SEQUIM — A proposed ordinance to regulate the use of motorized foot scooters could also set law for bicycle riders, requiring them to wear helmets while on city streets.
City Council members in September gave preliminary approval to an ordinance which would prohibit anyone younger than 16 from operating the popular two-wheeled, combustible-engine vehicles on public roads and would restrict their usage to streets with speed limits of 25 mph or lower.
Expressing safety concerns, they asked City Attorney Craig Ritchie to add language requiring scooter operators to wear bicycle helmets.
Ritchie did that, inserting verbiage that would extend the required use of helmets to anyone riding a bicycle on public streets.
His purpose, he said, was to demonstrate how helmet regulations would apply to the use of scooters, since much of the wording of helmet ordinances deals with the legal rationale for requiring them as well as the specific characteristics of which helmets are approved as safe.
Ordinance option
Ritchie felt the City Council members should have the option of considering a combined ordinance in case they wanted to adopt a helmet law for bicycle riders in the future.
“Instead of changing every word and say it only applies to scooters, I thought, “Wait a minute — why couldn’t this apply to bicycles as well?” he said.
But council members — who received a draft of Ritchie’s amended ordinance several days prior to their meeting Monday night when the ordinance was again discussed — apparently failed to notice the new language.
“I didn’t see anything in there applying to bicycles,” Mayor Walt Schubert said Tuesday.
The draft ordinance contains several strikeouts signifying amended language.
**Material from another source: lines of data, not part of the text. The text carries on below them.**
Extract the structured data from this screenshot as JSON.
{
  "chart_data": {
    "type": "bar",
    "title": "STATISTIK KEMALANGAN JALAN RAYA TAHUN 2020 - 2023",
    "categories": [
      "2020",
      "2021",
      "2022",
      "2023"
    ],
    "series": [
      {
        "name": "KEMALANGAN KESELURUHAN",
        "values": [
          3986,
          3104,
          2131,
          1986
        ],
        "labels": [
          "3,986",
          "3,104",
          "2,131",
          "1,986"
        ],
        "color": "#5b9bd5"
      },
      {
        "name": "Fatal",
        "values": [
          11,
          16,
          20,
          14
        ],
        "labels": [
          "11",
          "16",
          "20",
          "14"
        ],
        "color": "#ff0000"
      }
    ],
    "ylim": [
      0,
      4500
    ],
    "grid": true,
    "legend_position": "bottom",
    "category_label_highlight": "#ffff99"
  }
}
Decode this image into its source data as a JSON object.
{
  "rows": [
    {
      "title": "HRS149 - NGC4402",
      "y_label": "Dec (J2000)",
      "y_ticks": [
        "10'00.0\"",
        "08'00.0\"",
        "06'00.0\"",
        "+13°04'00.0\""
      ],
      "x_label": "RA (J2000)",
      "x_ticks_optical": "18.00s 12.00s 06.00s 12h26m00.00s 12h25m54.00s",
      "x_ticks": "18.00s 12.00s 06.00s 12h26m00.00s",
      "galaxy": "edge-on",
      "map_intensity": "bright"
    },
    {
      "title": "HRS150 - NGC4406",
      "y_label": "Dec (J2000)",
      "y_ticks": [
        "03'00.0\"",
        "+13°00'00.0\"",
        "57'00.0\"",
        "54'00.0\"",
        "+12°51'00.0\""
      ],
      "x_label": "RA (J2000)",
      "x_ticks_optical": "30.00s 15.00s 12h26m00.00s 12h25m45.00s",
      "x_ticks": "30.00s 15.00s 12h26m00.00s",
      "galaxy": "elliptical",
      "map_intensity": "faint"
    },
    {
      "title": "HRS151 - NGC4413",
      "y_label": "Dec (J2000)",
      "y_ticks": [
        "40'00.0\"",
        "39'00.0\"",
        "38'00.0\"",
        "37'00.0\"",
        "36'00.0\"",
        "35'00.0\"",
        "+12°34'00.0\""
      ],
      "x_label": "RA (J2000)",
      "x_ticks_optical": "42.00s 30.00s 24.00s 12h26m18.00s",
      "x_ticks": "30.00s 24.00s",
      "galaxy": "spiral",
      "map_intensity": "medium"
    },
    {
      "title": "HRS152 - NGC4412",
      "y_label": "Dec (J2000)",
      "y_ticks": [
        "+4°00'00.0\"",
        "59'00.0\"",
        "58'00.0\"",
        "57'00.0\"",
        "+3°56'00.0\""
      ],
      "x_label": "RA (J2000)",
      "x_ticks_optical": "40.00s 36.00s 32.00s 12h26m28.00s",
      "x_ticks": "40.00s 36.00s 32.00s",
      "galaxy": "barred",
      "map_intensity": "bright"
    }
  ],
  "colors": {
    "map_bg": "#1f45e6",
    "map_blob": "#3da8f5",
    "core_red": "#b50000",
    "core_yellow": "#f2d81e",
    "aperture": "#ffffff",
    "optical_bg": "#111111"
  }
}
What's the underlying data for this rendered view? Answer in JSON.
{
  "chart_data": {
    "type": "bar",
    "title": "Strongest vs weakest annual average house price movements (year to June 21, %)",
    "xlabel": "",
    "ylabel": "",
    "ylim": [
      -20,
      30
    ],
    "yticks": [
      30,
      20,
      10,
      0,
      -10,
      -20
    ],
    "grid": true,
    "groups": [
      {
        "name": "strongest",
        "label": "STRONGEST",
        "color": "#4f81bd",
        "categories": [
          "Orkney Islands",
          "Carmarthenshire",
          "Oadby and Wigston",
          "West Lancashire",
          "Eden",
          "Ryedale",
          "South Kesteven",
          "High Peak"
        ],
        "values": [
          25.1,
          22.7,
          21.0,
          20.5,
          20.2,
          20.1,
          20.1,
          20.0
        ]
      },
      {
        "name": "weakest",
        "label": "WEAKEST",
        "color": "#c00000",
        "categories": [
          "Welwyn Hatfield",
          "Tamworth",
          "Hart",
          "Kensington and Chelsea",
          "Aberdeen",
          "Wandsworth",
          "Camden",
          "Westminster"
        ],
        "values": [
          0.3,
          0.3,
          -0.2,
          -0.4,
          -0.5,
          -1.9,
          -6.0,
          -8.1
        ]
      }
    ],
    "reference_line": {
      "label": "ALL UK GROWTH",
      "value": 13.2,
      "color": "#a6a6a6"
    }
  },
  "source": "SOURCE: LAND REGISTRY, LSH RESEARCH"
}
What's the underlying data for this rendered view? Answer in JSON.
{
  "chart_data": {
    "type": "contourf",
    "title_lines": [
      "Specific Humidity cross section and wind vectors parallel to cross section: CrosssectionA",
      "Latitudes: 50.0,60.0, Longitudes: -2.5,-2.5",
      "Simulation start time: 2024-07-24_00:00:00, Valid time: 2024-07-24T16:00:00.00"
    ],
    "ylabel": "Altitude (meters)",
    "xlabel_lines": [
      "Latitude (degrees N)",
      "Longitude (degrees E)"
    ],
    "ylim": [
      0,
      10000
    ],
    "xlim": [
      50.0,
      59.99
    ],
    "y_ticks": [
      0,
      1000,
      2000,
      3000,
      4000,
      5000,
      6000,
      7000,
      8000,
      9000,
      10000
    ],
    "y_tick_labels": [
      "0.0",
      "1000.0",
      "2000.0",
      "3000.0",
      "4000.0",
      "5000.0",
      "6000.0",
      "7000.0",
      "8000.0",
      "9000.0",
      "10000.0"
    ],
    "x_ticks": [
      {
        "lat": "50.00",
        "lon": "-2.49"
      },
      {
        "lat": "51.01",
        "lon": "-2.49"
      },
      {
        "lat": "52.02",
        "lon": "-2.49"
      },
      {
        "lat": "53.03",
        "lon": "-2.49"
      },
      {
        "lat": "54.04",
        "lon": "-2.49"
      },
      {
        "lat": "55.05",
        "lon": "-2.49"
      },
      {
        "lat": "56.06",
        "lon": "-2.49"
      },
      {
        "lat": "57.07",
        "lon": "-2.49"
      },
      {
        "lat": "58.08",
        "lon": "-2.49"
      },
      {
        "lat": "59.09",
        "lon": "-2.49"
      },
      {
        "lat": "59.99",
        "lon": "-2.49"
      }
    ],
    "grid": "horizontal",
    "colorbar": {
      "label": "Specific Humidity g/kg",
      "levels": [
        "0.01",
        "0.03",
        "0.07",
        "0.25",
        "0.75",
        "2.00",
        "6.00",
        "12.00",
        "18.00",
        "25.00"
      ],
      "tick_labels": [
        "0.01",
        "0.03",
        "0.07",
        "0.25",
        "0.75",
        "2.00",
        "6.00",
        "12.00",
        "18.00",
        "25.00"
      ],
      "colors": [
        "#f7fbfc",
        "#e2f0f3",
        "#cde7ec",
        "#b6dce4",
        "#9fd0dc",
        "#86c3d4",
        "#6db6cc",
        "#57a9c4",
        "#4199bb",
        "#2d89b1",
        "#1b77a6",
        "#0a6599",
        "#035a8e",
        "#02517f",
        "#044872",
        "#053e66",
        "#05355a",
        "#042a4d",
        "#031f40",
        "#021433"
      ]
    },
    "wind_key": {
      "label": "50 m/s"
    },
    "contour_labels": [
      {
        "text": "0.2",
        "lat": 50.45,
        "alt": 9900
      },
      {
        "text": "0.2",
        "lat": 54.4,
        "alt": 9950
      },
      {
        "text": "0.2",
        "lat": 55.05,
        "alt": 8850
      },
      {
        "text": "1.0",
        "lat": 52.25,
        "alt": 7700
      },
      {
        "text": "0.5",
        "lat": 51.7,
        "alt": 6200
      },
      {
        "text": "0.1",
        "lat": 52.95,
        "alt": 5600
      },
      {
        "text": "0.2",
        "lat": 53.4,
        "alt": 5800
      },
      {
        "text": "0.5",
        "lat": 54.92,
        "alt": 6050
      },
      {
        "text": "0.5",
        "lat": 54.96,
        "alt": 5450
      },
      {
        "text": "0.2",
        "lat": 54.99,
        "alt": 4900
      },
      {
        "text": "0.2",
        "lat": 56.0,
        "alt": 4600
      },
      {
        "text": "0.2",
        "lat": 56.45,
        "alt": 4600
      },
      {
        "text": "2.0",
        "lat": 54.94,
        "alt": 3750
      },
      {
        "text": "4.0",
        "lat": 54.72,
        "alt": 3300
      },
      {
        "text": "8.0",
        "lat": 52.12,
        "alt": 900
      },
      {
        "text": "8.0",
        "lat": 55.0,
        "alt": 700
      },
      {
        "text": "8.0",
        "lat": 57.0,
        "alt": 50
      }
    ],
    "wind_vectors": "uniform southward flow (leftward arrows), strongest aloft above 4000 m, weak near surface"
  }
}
Council members would not be expected to formally vote on it until it reaches a final stage, Ritchie said.
Port Angeles proposal
Sequim is not alone in considering scooter safety provisions.
The Port Angeles City Council will take up the issue when it meets Monday night, Police Chief Tom Riepe said Tuesday.
That draft is similar to the one Sequim is considering.
But Port Angeles already has an ordinance in effect requiring bicyclists to wear helmets.
That 10-year-old ordinance also makes it a civil offense for parents or legal guardians to knowingly allow riders younger than 16 to ride bicycles without wearing a helmet.
Neither Port Townsend nor Forks has an ordinance in place requiring bicycle riders to use helmets.
Clallam County also does not require bicycle riders to wear helmets on public roads.